Way back before my husband and I had children, we took the early years of our marriage to travel and live outside of Los Angeles. Exploring his part of the world, we spent four months traveling through Eastern Europe: Macedonia, Greece, Turkey, Croatia, and my favorite, Hungary. I found the country and the people to be beautiful. So when I saw this article about communist era buildings in Hungary painted to express individuality, it made perfect sense. Sadly, I never got to see any of these houses in person but photographs of them can be found in a new book by Katharina Roters called Hungarian Cubes: Subversive Ornaments in Socialism. Not many people I know have been to Hungary and Budapest is yet to be the Prague of the Western travelers’ itinerary. But what they are missing is in fact the Paris of Eastern Europe.
We were lucky enough to know someone and travel with this friend down to his home city of Pécs. The cobblestone streets gave way to landscape and architecture that afforded me extreme pleasure. Our lovely host actually built his house with his father. This elegant secret of a country is the one place I would return to in that region.

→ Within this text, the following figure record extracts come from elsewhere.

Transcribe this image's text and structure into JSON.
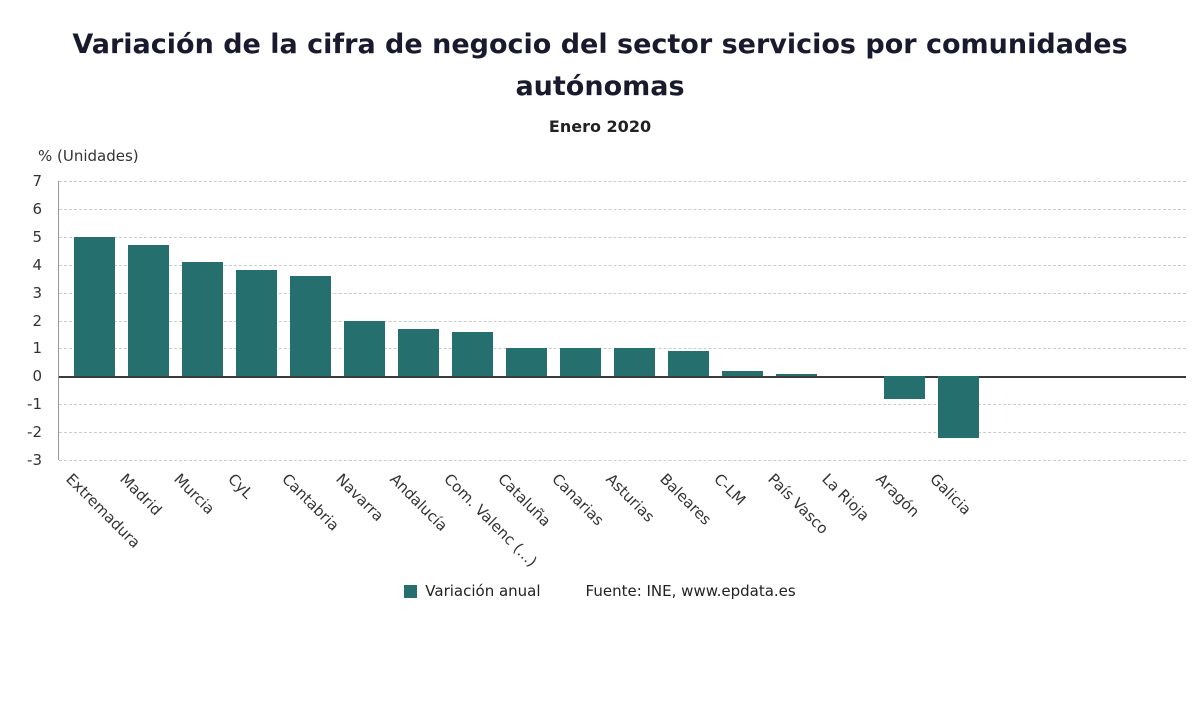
{
  "header": {
    "title": "Variación de la cifra de negocio del sector servicios por comunidades autónomas",
    "subtitle": "Enero 2020"
  },
  "axis": {
    "unit_label": "% (Unidades)"
  },
  "legend": {
    "series_label": "Variación anual",
    "source": "Fuente: INE, www.epdata.es"
  },
  "colors": {
    "bar": "#266f6f",
    "grid": "#cccccc",
    "zero_line": "#3a3a3a",
    "title": "#1a1a2e",
    "text": "#333333"
  },
  "chart_data": {
    "type": "bar",
    "title": "Variación de la cifra de negocio del sector servicios por comunidades autónomas",
    "subtitle": "Enero 2020",
    "ylabel": "% (Unidades)",
    "xlabel": "",
    "categories": [
      "Extremadura",
      "Madrid",
      "Murcia",
      "CyL",
      "Cantabria",
      "Navarra",
      "Andalucía",
      "Com. Valenc (...)",
      "Cataluña",
      "Canarias",
      "Asturias",
      "Baleares",
      "C-LM",
      "País Vasco",
      "La Rioja",
      "Aragón",
      "Galicia"
    ],
    "series": [
      {
        "name": "Variación anual",
        "values": [
          5.0,
          4.7,
          4.1,
          3.8,
          3.6,
          2.0,
          1.7,
          1.6,
          1.0,
          1.0,
          1.0,
          0.9,
          0.2,
          0.1,
          0.0,
          -0.8,
          -2.2
        ]
      }
    ],
    "ylim": [
      -3,
      7
    ],
    "ytick_step": 1,
    "grid": "horizontal-dashed",
    "legend_position": "bottom-center",
    "source": "Fuente: INE, www.epdata.es"
  }
}
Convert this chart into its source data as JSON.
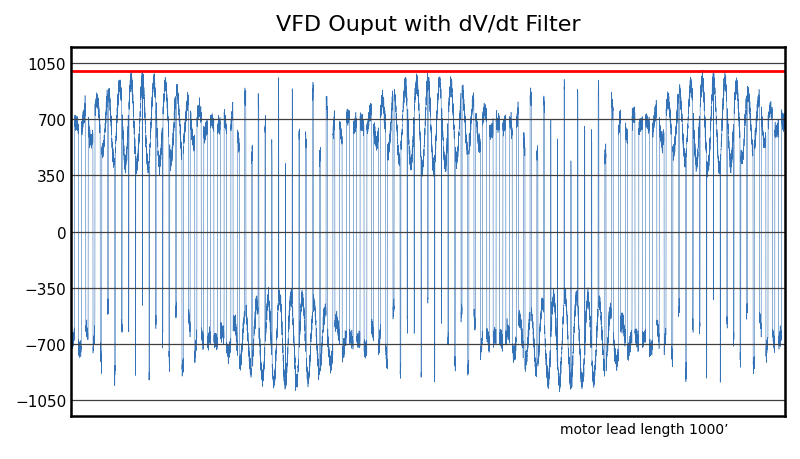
{
  "title": "VFD Ouput with dV/dt Filter",
  "xlabel": "motor lead length 1000’",
  "ylim": [
    -1150,
    1150
  ],
  "yticks": [
    -1050,
    -700,
    -350,
    0,
    350,
    700,
    1050
  ],
  "red_line_y": 1000,
  "background_color": "#ffffff",
  "line_color": "#3472b8",
  "red_color": "#ff0000",
  "title_fontsize": 16,
  "dc_bus_voltage": 680,
  "red_line_value": 1000,
  "grid_color": "#404040",
  "spine_color": "#000000"
}
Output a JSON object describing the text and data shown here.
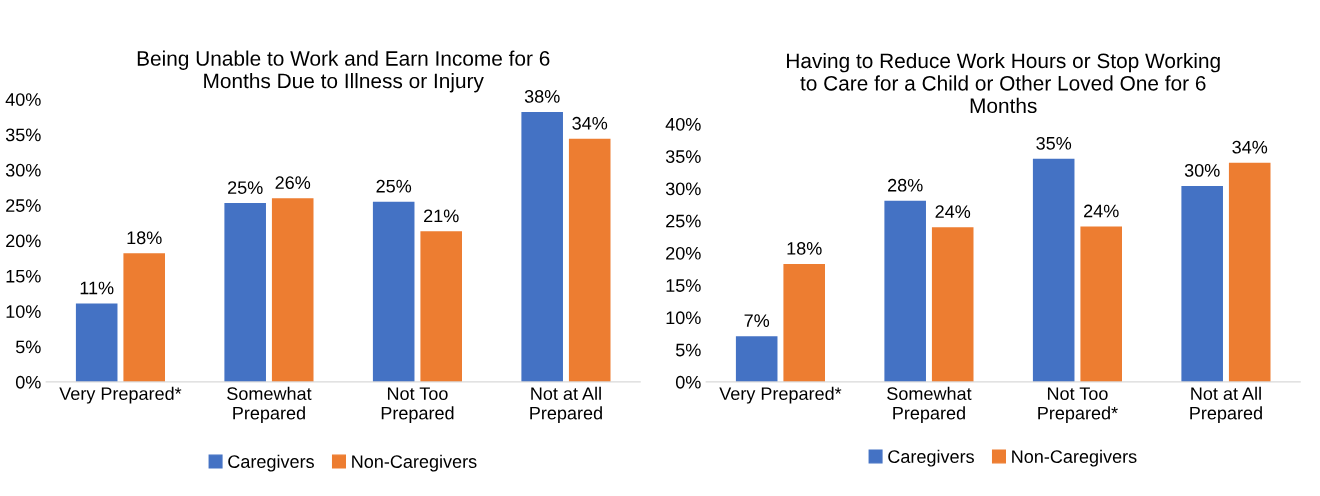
{
  "chart_data": [
    {
      "type": "bar",
      "title": "Being Unable to Work and Earn Income for 6\nMonths Due to Illness or Injury",
      "categories": [
        "Very Prepared*",
        "Somewhat\nPrepared",
        "Not Too\nPrepared",
        "Not at All\nPrepared"
      ],
      "series": [
        {
          "name": "Caregivers",
          "color": "#4472c4",
          "values": [
            11.1,
            25.3,
            25.5,
            38.2
          ],
          "value_labels": [
            "11%",
            "25%",
            "25%",
            "38%"
          ]
        },
        {
          "name": "Non-Caregivers",
          "color": "#ed7d31",
          "values": [
            18.2,
            26.0,
            21.3,
            34.4
          ],
          "value_labels": [
            "18%",
            "26%",
            "21%",
            "34%"
          ]
        }
      ],
      "ylim": [
        0,
        40
      ],
      "yticks": [
        {
          "value": 0,
          "label": "0%"
        },
        {
          "value": 5,
          "label": "5%"
        },
        {
          "value": 10,
          "label": "10%"
        },
        {
          "value": 15,
          "label": "15%"
        },
        {
          "value": 20,
          "label": "20%"
        },
        {
          "value": 25,
          "label": "25%"
        },
        {
          "value": 30,
          "label": "30%"
        },
        {
          "value": 35,
          "label": "35%"
        },
        {
          "value": 40,
          "label": "40%"
        }
      ],
      "grid": false,
      "legend": "bottom"
    },
    {
      "type": "bar",
      "title": "Having to Reduce Work Hours or Stop Working\nto Care for a Child or Other Loved One for 6\nMonths",
      "categories": [
        "Very Prepared*",
        "Somewhat\nPrepared",
        "Not Too\nPrepared*",
        "Not at All\nPrepared"
      ],
      "series": [
        {
          "name": "Caregivers",
          "color": "#4472c4",
          "values": [
            7.1,
            28.1,
            34.6,
            30.4
          ],
          "value_labels": [
            "7%",
            "28%",
            "35%",
            "30%"
          ]
        },
        {
          "name": "Non-Caregivers",
          "color": "#ed7d31",
          "values": [
            18.3,
            24.0,
            24.1,
            34.0
          ],
          "value_labels": [
            "18%",
            "24%",
            "24%",
            "34%"
          ]
        }
      ],
      "ylim": [
        0,
        40
      ],
      "yticks": [
        {
          "value": 0,
          "label": "0%"
        },
        {
          "value": 5,
          "label": "5%"
        },
        {
          "value": 10,
          "label": "10%"
        },
        {
          "value": 15,
          "label": "15%"
        },
        {
          "value": 20,
          "label": "20%"
        },
        {
          "value": 25,
          "label": "25%"
        },
        {
          "value": 30,
          "label": "30%"
        },
        {
          "value": 35,
          "label": "35%"
        },
        {
          "value": 40,
          "label": "40%"
        }
      ],
      "grid": false,
      "legend": "bottom"
    }
  ]
}
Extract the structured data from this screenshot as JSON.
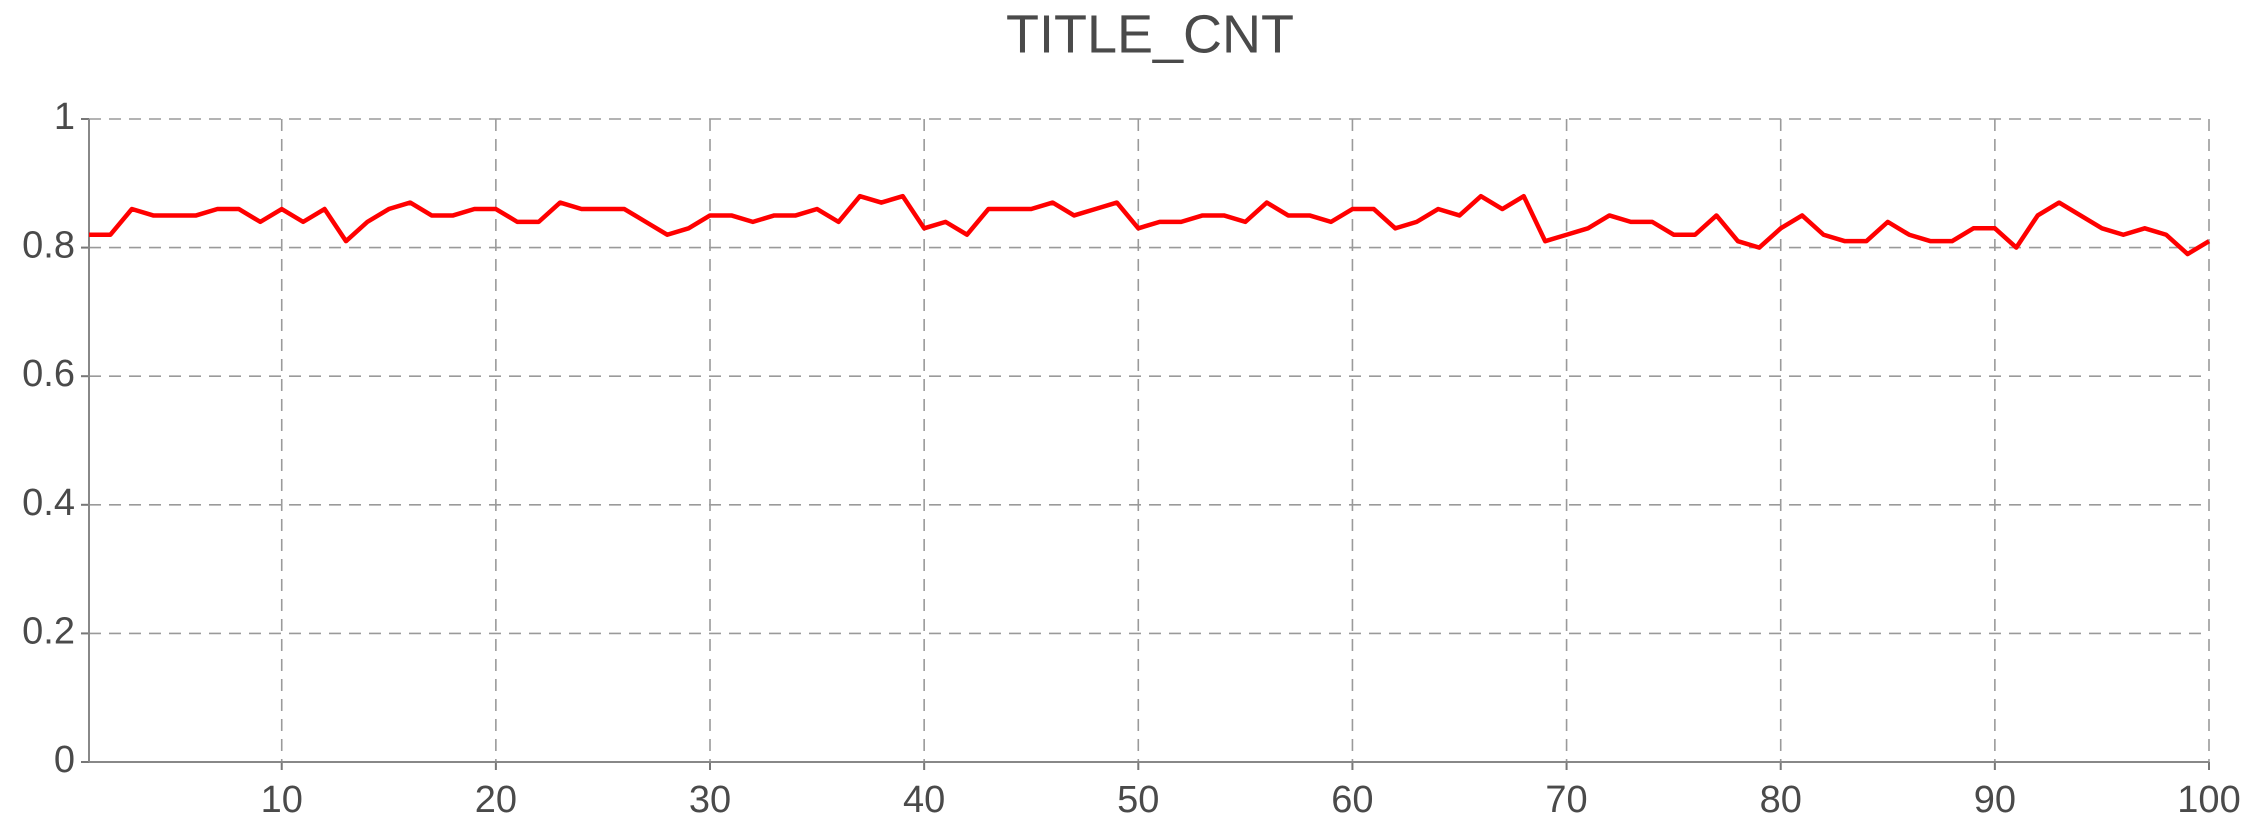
{
  "chart_data": {
    "type": "line",
    "title": "TITLE_CNT",
    "x": [
      1,
      2,
      3,
      4,
      5,
      6,
      7,
      8,
      9,
      10,
      11,
      12,
      13,
      14,
      15,
      16,
      17,
      18,
      19,
      20,
      21,
      22,
      23,
      24,
      25,
      26,
      27,
      28,
      29,
      30,
      31,
      32,
      33,
      34,
      35,
      36,
      37,
      38,
      39,
      40,
      41,
      42,
      43,
      44,
      45,
      46,
      47,
      48,
      49,
      50,
      51,
      52,
      53,
      54,
      55,
      56,
      57,
      58,
      59,
      60,
      61,
      62,
      63,
      64,
      65,
      66,
      67,
      68,
      69,
      70,
      71,
      72,
      73,
      74,
      75,
      76,
      77,
      78,
      79,
      80,
      81,
      82,
      83,
      84,
      85,
      86,
      87,
      88,
      89,
      90,
      91,
      92,
      93,
      94,
      95,
      96,
      97,
      98,
      99,
      100
    ],
    "series": [
      {
        "color": "#ff0000",
        "values": [
          0.82,
          0.82,
          0.86,
          0.85,
          0.85,
          0.85,
          0.86,
          0.86,
          0.84,
          0.86,
          0.84,
          0.86,
          0.81,
          0.84,
          0.86,
          0.87,
          0.85,
          0.85,
          0.86,
          0.86,
          0.84,
          0.84,
          0.87,
          0.86,
          0.86,
          0.86,
          0.84,
          0.82,
          0.83,
          0.85,
          0.85,
          0.84,
          0.85,
          0.85,
          0.86,
          0.84,
          0.88,
          0.87,
          0.88,
          0.83,
          0.84,
          0.82,
          0.86,
          0.86,
          0.86,
          0.87,
          0.85,
          0.86,
          0.87,
          0.83,
          0.84,
          0.84,
          0.85,
          0.85,
          0.84,
          0.87,
          0.85,
          0.85,
          0.84,
          0.86,
          0.86,
          0.83,
          0.84,
          0.86,
          0.85,
          0.88,
          0.86,
          0.88,
          0.81,
          0.82,
          0.83,
          0.85,
          0.84,
          0.84,
          0.82,
          0.82,
          0.85,
          0.81,
          0.8,
          0.83,
          0.85,
          0.82,
          0.81,
          0.81,
          0.84,
          0.82,
          0.81,
          0.81,
          0.83,
          0.83,
          0.8,
          0.85,
          0.87,
          0.85,
          0.83,
          0.82,
          0.83,
          0.82,
          0.79,
          0.81
        ]
      }
    ],
    "xlim": [
      1,
      100
    ],
    "xticks": [
      10,
      20,
      30,
      40,
      50,
      60,
      70,
      80,
      90,
      100
    ],
    "ylim": [
      0,
      1
    ],
    "yticks": [
      0,
      0.2,
      0.4,
      0.6,
      0.8,
      1
    ],
    "grid": true
  }
}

In the “eye roll” section of my blog this month (and yes, it may become a habit) there is a story about a performance artist in Paris who is literally looking for needle in a haystack. I can’t even bring myself to defend this type of work and yet am oddly jealous that he gets to spend his time in a museum performing this task. My own work is doing a bit of performance quite all on its own. I was at a collector’s home recently and noticed that some of the materials I used to make the work he bought was fading. I mentioned to his wife this problem and offered to replace the work. But she actually said she liked the fact the work was slowly disappearing because it looked like performance art. Now that’s a unique idea; the work is performing and I had nothing to do with it other than using materials that were old and therefore not archival. Here is an example of that sneaky work:
And finally, in the “I’m a big fan” section of my blog, I would like to share this amazing video of an artist who continued to paint even after he went blind. And thanks to my friend in NYC for bringing it to my attention.
Music: While I have been a fan of Hozier for a while, I have just recently been listening to the entire fantastic album.